Question

A mass of 6 kg is suspended by a rope of length 2 m from the ceiling. A force of 50 N in the horizontal direction is applied at the midpoint P of the rope. As shown. What is the angle the rope makes with the vertical in equilibrium? (take \[g = 10\,ms^{ - 2} \]). Neglect the mass of the rope.

Answer 1

Hint: Apply Newton’s second law of motion at point P and balance the forces.
In the given question, the mass is not moving vertically downwards. Therefore, the whole system is in the equilibrium. Thus, applying Newton’s second law at any point on the rope will give the tension force.

Complete step by step answer:
Let us apply Newton’s second law at point P in the horizontal direction.
\[
F_{horizontal} = ma
\]


Here, \[
F_{horizontal}
\] is the net horizontal force.

Therefore,
\[
T_1 - T_1 \sin \theta = ma
\]

Since mass is not moving, the acceleration of the mass is zero. Therefore, the above equation will become,
\[
T_1 - T_1 \sin \theta = m\left( 0 \right)
\]

\[
 \Rightarrow T_1 \sin \theta = T_1
\]
                                                                                                                                              ...... (1)

Let us apply Newton’s second law at point P in the vertical direction.
\[
F_{vertical} = ma
\]


Here, \[F_{vertical} \] is the net vertical force.

Therefore,
\[
T_1 \cos \theta - T_2 = ma
\]


Since mass is not moving, the acceleration of the mass is zero. Therefore, the above equation will become,\[T_1 \cos \theta - T_2 = m\left( 0 \right)\]

\[
 \Rightarrow T_1 \cos \theta = T_2
\]
                                                                                                                                             ...... (2)

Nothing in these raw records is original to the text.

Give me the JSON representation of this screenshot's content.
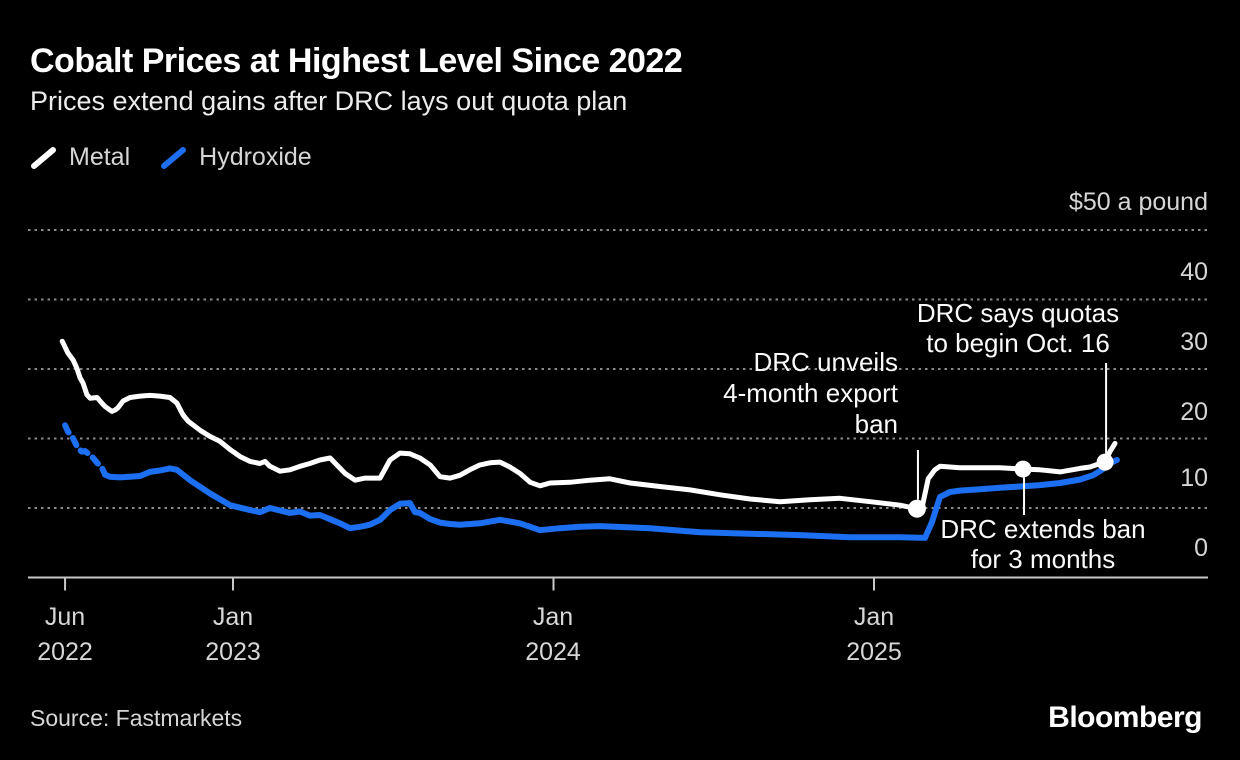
{
  "header": {
    "title": "Cobalt Prices at Highest Level Since 2022",
    "subtitle": "Prices extend gains after DRC lays out quota plan"
  },
  "legend": [
    {
      "label": "Metal",
      "color": "#ffffff"
    },
    {
      "label": "Hydroxide",
      "color": "#1d6ff2"
    }
  ],
  "footer": {
    "source": "Source: Fastmarkets",
    "logo": "Bloomberg"
  },
  "colors": {
    "background": "#000000",
    "metal_line": "#ffffff",
    "hydroxide_line": "#1d6ff2",
    "gridline": "#8a8a8a",
    "axis": "#c8c8c8",
    "label_text": "#d6d6d6"
  },
  "chart_data": {
    "type": "line",
    "unit_label": "$50 a pound",
    "ylim": [
      0,
      50
    ],
    "grid": "dotted-horizontal",
    "legend_position": "top-left",
    "yticks": [
      {
        "label": "$50 a pound",
        "value": 50
      },
      {
        "label": "40",
        "value": 40
      },
      {
        "label": "30",
        "value": 30
      },
      {
        "label": "20",
        "value": 20
      },
      {
        "label": "10",
        "value": 10
      },
      {
        "label": "0",
        "value": 0
      }
    ],
    "xticks": [
      {
        "month": "Jun",
        "year": "2022",
        "t": 2022.476
      },
      {
        "month": "Jan",
        "year": "2023",
        "t": 2023.0
      },
      {
        "month": "Jan",
        "year": "2024",
        "t": 2024.0
      },
      {
        "month": "Jan",
        "year": "2025",
        "t": 2025.0
      }
    ],
    "series": [
      {
        "name": "Metal",
        "color": "#ffffff",
        "width": 5,
        "points": [
          [
            2022.467,
            34.0
          ],
          [
            2022.485,
            32.3
          ],
          [
            2022.501,
            31.3
          ],
          [
            2022.513,
            30.1
          ],
          [
            2022.523,
            28.7
          ],
          [
            2022.532,
            28.0
          ],
          [
            2022.544,
            26.3
          ],
          [
            2022.554,
            25.8
          ],
          [
            2022.576,
            25.9
          ],
          [
            2022.591,
            25.1
          ],
          [
            2022.601,
            24.6
          ],
          [
            2022.61,
            24.3
          ],
          [
            2022.622,
            23.9
          ],
          [
            2022.632,
            24.1
          ],
          [
            2022.641,
            24.4
          ],
          [
            2022.657,
            25.4
          ],
          [
            2022.679,
            25.9
          ],
          [
            2022.71,
            26.1
          ],
          [
            2022.741,
            26.2
          ],
          [
            2022.772,
            26.1
          ],
          [
            2022.803,
            25.9
          ],
          [
            2022.825,
            25.1
          ],
          [
            2022.844,
            23.4
          ],
          [
            2022.86,
            22.5
          ],
          [
            2022.897,
            21.2
          ],
          [
            2022.928,
            20.3
          ],
          [
            2022.959,
            19.6
          ],
          [
            2022.991,
            18.4
          ],
          [
            2023.022,
            17.4
          ],
          [
            2023.053,
            16.7
          ],
          [
            2023.084,
            16.4
          ],
          [
            2023.1,
            16.7
          ],
          [
            2023.115,
            16.0
          ],
          [
            2023.147,
            15.3
          ],
          [
            2023.178,
            15.5
          ],
          [
            2023.209,
            16.0
          ],
          [
            2023.24,
            16.4
          ],
          [
            2023.271,
            16.9
          ],
          [
            2023.303,
            17.2
          ],
          [
            2023.349,
            15.0
          ],
          [
            2023.381,
            14.0
          ],
          [
            2023.412,
            14.3
          ],
          [
            2023.459,
            14.3
          ],
          [
            2023.49,
            16.9
          ],
          [
            2023.521,
            17.9
          ],
          [
            2023.552,
            17.8
          ],
          [
            2023.583,
            17.2
          ],
          [
            2023.615,
            16.2
          ],
          [
            2023.646,
            14.5
          ],
          [
            2023.677,
            14.3
          ],
          [
            2023.708,
            14.7
          ],
          [
            2023.739,
            15.5
          ],
          [
            2023.771,
            16.2
          ],
          [
            2023.802,
            16.5
          ],
          [
            2023.833,
            16.6
          ],
          [
            2023.864,
            15.9
          ],
          [
            2023.895,
            15.0
          ],
          [
            2023.927,
            13.7
          ],
          [
            2023.958,
            13.2
          ],
          [
            2023.989,
            13.6
          ],
          [
            2024.051,
            13.7
          ],
          [
            2024.114,
            14.0
          ],
          [
            2024.176,
            14.2
          ],
          [
            2024.239,
            13.6
          ],
          [
            2024.332,
            13.1
          ],
          [
            2024.426,
            12.6
          ],
          [
            2024.52,
            11.9
          ],
          [
            2024.613,
            11.3
          ],
          [
            2024.707,
            10.9
          ],
          [
            2024.8,
            11.2
          ],
          [
            2024.894,
            11.4
          ],
          [
            2024.988,
            10.9
          ],
          [
            2025.081,
            10.4
          ],
          [
            2025.134,
            9.9
          ],
          [
            2025.15,
            10.1
          ],
          [
            2025.169,
            14.2
          ],
          [
            2025.19,
            15.5
          ],
          [
            2025.206,
            16.0
          ],
          [
            2025.268,
            15.8
          ],
          [
            2025.331,
            15.8
          ],
          [
            2025.393,
            15.8
          ],
          [
            2025.465,
            15.6
          ],
          [
            2025.518,
            15.5
          ],
          [
            2025.581,
            15.2
          ],
          [
            2025.643,
            15.7
          ],
          [
            2025.674,
            15.9
          ],
          [
            2025.705,
            16.4
          ],
          [
            2025.721,
            16.6
          ],
          [
            2025.736,
            18.1
          ],
          [
            2025.752,
            19.3
          ]
        ]
      },
      {
        "name": "Hydroxide",
        "color": "#1d6ff2",
        "width": 6,
        "dashed_until": 2022.601,
        "points": [
          [
            2022.476,
            21.9
          ],
          [
            2022.485,
            21.0
          ],
          [
            2022.498,
            20.3
          ],
          [
            2022.516,
            18.6
          ],
          [
            2022.529,
            18.1
          ],
          [
            2022.538,
            18.2
          ],
          [
            2022.56,
            17.4
          ],
          [
            2022.576,
            16.5
          ],
          [
            2022.591,
            15.8
          ],
          [
            2022.601,
            14.8
          ],
          [
            2022.616,
            14.5
          ],
          [
            2022.647,
            14.4
          ],
          [
            2022.679,
            14.5
          ],
          [
            2022.71,
            14.6
          ],
          [
            2022.741,
            15.2
          ],
          [
            2022.772,
            15.4
          ],
          [
            2022.803,
            15.7
          ],
          [
            2022.825,
            15.5
          ],
          [
            2022.866,
            14.0
          ],
          [
            2022.928,
            12.1
          ],
          [
            2022.991,
            10.4
          ],
          [
            2023.053,
            9.7
          ],
          [
            2023.084,
            9.4
          ],
          [
            2023.115,
            10.0
          ],
          [
            2023.178,
            9.3
          ],
          [
            2023.209,
            9.5
          ],
          [
            2023.24,
            8.9
          ],
          [
            2023.271,
            9.0
          ],
          [
            2023.334,
            7.8
          ],
          [
            2023.365,
            7.1
          ],
          [
            2023.396,
            7.3
          ],
          [
            2023.427,
            7.6
          ],
          [
            2023.459,
            8.3
          ],
          [
            2023.49,
            9.7
          ],
          [
            2023.521,
            10.6
          ],
          [
            2023.552,
            10.7
          ],
          [
            2023.568,
            9.4
          ],
          [
            2023.583,
            9.3
          ],
          [
            2023.615,
            8.4
          ],
          [
            2023.646,
            7.9
          ],
          [
            2023.677,
            7.7
          ],
          [
            2023.708,
            7.6
          ],
          [
            2023.771,
            7.8
          ],
          [
            2023.833,
            8.3
          ],
          [
            2023.895,
            7.8
          ],
          [
            2023.927,
            7.3
          ],
          [
            2023.958,
            6.8
          ],
          [
            2024.02,
            7.1
          ],
          [
            2024.083,
            7.3
          ],
          [
            2024.145,
            7.4
          ],
          [
            2024.301,
            7.1
          ],
          [
            2024.457,
            6.5
          ],
          [
            2024.613,
            6.3
          ],
          [
            2024.769,
            6.1
          ],
          [
            2024.925,
            5.8
          ],
          [
            2025.081,
            5.8
          ],
          [
            2025.159,
            5.7
          ],
          [
            2025.181,
            8.0
          ],
          [
            2025.206,
            11.6
          ],
          [
            2025.237,
            12.3
          ],
          [
            2025.268,
            12.5
          ],
          [
            2025.331,
            12.7
          ],
          [
            2025.393,
            12.9
          ],
          [
            2025.455,
            13.1
          ],
          [
            2025.518,
            13.3
          ],
          [
            2025.581,
            13.6
          ],
          [
            2025.643,
            14.1
          ],
          [
            2025.683,
            14.7
          ],
          [
            2025.711,
            15.5
          ],
          [
            2025.736,
            16.4
          ],
          [
            2025.758,
            16.9
          ]
        ]
      }
    ],
    "annotations": [
      {
        "series": "Metal",
        "t": 2025.134,
        "value": 9.9,
        "text_lines": [
          "DRC unveils",
          "4-month export",
          "ban"
        ]
      },
      {
        "series": "Metal",
        "t": 2025.465,
        "value": 15.6,
        "text_lines": [
          "DRC extends ban",
          "for 3 months"
        ]
      },
      {
        "series": "Metal",
        "t": 2025.721,
        "value": 16.6,
        "text_lines": [
          "DRC says quotas",
          "to begin Oct. 16"
        ]
      }
    ]
  }
}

Since the mass is in the equilibrium, the tension \[T_2 \] is balanced by the tension \[T_3 \]. Also, the tension in the rope \[T_3 \] must be equal to the weight of the mass.

The mass is 6 kg wt. Therefore, the weight of the mass is,
\[
W = mg
\]


Here, \[m\] is the mass and \[g\] is the acceleration due to gravity.

Therefore,
\[
W = \left( {6\,kg\,wt} \right)\left( {10\,ms^{ - 2} } \right)
\]

\[
W = 60\,N
\]


Therefore, \[
T_3 = W = 60\,N
\].

Substitute \[T_3 \] for \[T_2 \] in equation (2).
\[T_1 \cos \theta = T_3 \]

Divide equation (1) by the above equation, we get,
\[
\dfrac{{T_1 \sin \theta }}
{{T_1 \cos \theta }} = \dfrac{{T_1 }}
{{T_3 }}
\]

\[
\dfrac{{\sin \theta }}
{{\cos \theta }} = \dfrac{{T_1 }}
{{T_3 }}
\]

\[
 \Rightarrow \tan \theta = \dfrac{{T_1 }}
{{T_3 }}
\]


Substitute 50 N for \[T_1 \] and 60 N for \[T_3 \] in the above equation.
\[
\tan \theta = \dfrac{{50\,N}}
{{60\,N}}
\]

\[
\tan \theta = \dfrac{5}
{6}
\]

\[
 \Rightarrow \theta = \tan ^{ - 1} \left( {\dfrac{5}
{6}} \right)
\]

\[
\therefore \theta = 39.8^\circ
\]


Therefore, the makes an angle \[
39.8^\circ
\]
 with the vertical.

Note:
while applying Newton’s second law at a point be specific with the direction of forces. One can assume the force acting towards the right of the point P as a positive and towards the left as negative or vice versa. Also, assume the force acting upward as positive and the force acting downward as negative.